Waar had ze dat toch eerder gehoord?
‘Ma’am?’
Ze keek opzij. ‘Ja?’
‘Alles goed?’
‘Hoezo?’
‘U leek een beetje afwezig, daarnet.’
‘O ja?’ Sarah haalde haar schouders op. ‘Ik zat gewoon te denken dat ik zo’n verschrikkelijke hekel aan deze kou heb.’
Hij grinnikte. ‘Noemt u dit koud? Moet u eens een winter aan Lake Michigan doorbrengen.’
‘Kom je uit Chicago?’
‘Uit Slidell. Maar toen ik klein was heb ik een tijd bij mijn oma gewoond.’
‘Waarom ben je teruggekomen?’
‘Waarom denkt u? Ik hield het niet uit in die kou.’

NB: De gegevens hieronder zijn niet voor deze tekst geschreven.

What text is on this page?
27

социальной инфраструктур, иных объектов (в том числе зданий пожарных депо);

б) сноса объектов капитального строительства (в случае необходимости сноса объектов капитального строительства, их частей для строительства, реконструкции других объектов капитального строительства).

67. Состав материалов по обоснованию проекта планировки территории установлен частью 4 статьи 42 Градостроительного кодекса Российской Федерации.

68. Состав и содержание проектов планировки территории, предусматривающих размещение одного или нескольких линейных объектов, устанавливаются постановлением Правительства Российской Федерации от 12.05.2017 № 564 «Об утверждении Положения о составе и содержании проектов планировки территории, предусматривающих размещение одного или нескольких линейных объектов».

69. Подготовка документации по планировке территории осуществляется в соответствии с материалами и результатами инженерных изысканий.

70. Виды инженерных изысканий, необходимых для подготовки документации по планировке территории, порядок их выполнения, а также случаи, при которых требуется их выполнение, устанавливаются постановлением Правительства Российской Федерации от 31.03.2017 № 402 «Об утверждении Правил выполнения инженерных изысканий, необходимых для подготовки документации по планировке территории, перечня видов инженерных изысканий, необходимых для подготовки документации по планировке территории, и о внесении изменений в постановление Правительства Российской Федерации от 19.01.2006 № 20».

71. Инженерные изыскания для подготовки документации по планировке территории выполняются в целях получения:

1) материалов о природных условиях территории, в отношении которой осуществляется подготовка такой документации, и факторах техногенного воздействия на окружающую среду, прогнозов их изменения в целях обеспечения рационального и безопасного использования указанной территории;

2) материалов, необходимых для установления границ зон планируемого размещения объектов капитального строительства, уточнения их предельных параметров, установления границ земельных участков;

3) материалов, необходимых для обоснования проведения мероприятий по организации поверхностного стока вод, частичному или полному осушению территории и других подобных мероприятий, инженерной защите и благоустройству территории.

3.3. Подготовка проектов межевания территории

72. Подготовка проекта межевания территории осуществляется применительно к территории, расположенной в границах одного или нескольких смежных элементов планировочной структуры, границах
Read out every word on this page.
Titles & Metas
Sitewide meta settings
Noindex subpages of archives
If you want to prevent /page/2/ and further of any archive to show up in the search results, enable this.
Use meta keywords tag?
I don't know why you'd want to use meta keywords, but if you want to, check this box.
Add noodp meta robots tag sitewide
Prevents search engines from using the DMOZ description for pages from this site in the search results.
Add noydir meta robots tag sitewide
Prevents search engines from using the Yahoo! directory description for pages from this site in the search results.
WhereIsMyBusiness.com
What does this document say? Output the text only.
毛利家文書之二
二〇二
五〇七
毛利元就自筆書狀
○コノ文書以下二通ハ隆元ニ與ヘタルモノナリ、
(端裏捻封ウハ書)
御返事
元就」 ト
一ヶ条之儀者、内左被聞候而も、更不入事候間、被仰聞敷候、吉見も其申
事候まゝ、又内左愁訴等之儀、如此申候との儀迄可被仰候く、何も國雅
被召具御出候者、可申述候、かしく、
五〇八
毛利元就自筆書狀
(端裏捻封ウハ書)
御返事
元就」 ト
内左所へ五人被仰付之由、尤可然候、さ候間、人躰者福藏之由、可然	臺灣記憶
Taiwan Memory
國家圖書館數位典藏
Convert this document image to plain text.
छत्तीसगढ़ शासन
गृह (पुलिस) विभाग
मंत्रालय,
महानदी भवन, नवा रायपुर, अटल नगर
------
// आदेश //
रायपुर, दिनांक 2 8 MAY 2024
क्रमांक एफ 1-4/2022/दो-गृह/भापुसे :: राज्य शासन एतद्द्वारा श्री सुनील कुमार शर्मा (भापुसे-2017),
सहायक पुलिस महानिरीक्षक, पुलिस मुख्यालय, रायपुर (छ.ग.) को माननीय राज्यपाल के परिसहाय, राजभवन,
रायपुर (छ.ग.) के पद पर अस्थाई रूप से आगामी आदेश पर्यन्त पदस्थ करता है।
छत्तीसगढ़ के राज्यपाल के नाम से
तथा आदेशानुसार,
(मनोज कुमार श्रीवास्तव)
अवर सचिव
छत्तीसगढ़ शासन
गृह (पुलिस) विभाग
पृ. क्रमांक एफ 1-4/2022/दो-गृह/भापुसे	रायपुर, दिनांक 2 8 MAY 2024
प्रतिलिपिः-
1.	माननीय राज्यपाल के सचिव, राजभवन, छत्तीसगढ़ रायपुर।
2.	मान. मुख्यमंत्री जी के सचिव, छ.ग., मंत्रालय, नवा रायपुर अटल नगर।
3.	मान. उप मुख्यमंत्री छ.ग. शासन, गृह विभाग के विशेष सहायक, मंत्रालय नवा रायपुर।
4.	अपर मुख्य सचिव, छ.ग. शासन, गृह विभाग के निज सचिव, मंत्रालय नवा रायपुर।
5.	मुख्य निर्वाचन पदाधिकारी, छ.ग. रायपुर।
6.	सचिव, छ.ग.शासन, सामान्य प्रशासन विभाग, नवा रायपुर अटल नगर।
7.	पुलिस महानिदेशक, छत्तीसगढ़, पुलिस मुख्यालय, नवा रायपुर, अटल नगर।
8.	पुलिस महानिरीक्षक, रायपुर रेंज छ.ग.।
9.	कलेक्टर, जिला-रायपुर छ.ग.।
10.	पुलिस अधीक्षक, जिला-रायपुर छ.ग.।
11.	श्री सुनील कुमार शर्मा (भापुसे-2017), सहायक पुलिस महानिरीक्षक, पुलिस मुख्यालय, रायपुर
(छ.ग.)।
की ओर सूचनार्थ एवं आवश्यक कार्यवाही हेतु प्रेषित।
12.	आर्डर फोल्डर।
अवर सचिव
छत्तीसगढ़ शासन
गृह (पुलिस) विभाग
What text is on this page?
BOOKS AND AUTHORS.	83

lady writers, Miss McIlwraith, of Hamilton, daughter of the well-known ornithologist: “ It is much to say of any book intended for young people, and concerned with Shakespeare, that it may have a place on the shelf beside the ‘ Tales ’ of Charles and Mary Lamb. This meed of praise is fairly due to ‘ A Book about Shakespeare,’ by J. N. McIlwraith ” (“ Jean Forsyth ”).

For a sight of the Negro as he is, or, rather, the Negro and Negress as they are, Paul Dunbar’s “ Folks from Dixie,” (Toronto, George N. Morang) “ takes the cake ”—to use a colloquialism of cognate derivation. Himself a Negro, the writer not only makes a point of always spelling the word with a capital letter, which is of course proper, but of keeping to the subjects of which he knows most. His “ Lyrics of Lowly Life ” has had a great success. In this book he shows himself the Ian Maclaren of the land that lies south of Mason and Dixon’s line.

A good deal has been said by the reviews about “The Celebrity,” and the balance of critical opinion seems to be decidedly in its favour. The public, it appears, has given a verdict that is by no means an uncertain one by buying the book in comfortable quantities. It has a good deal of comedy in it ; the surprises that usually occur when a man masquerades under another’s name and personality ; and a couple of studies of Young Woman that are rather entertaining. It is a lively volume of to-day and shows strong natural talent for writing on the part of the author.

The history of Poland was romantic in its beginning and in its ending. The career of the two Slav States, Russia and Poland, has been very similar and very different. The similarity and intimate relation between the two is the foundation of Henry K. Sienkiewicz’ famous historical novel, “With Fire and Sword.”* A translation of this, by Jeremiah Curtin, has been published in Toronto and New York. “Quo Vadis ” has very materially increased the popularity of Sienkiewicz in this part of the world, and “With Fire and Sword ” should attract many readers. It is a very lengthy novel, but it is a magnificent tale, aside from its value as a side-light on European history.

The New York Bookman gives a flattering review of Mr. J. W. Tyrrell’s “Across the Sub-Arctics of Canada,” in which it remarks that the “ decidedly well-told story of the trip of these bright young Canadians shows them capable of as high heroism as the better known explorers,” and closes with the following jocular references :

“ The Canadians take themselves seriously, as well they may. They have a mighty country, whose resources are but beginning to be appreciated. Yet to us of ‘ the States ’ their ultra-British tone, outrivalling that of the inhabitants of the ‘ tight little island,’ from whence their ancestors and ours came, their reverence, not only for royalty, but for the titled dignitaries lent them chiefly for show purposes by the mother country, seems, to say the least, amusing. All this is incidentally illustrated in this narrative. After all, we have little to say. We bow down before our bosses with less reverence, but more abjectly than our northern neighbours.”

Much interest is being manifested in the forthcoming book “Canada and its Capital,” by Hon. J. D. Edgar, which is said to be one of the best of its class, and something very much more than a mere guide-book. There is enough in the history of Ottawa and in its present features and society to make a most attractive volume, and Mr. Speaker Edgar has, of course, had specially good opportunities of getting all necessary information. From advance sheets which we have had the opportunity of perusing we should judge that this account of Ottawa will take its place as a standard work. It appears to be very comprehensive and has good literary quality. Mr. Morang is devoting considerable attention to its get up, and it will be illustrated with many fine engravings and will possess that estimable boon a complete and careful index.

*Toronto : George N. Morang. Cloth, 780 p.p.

Weer glimlachte hij, en er viel genoeg omgevingslicht in de auto om de oppervlakkige flirt in zijn ogen te kunnen zien. Sarah vroeg zich af hoelang dat zou duren, als hij haar eenmaal beter zou kennen. Het was haar altijd gelukt om zelfs de meest vasthoudende bewonderaars af te schrikken.
Behalve Sean. Die had het langer uitgehouden dan de anderen. Toch had hij het uiteindelijk ook niet aangekund. De pillen wel, maar de geheimen niet.
Parks knikte naar haar gordel. ‘Doe die maar vast. We hoeven niet ver, maar het is spekglad. Als we een lantaarnpaal raken, wil ik niet dat u door de voorruit gaat.’
‘Ik ook niet.’ Sarah maakte de driepuntsgordel vast en hield meteen haar handen weer voor de ventilator. Ze leek niet te kunnen stoppen met rillen. ‘Waar gaan we precies heen?’
‘Het lichaam is gevonden in een leegstaand huis aan Elysian Fields.’
Maar een paar straten van Sarahs huis aan North Rampart.
‘Dat vond de moordenaar zeker grappig,’ zei ze droog.
‘Wat?’
‘Griekse mythologie? Het Elysium? Waar deugdzame stervelingen voor eeuwig in gelukzaligheid verblijven?’
Ongemakkelijk keek Parks haar aan. ‘Ma’am, ik geloof niet dat deze vent zich met dat soort dingen bezighoudt.’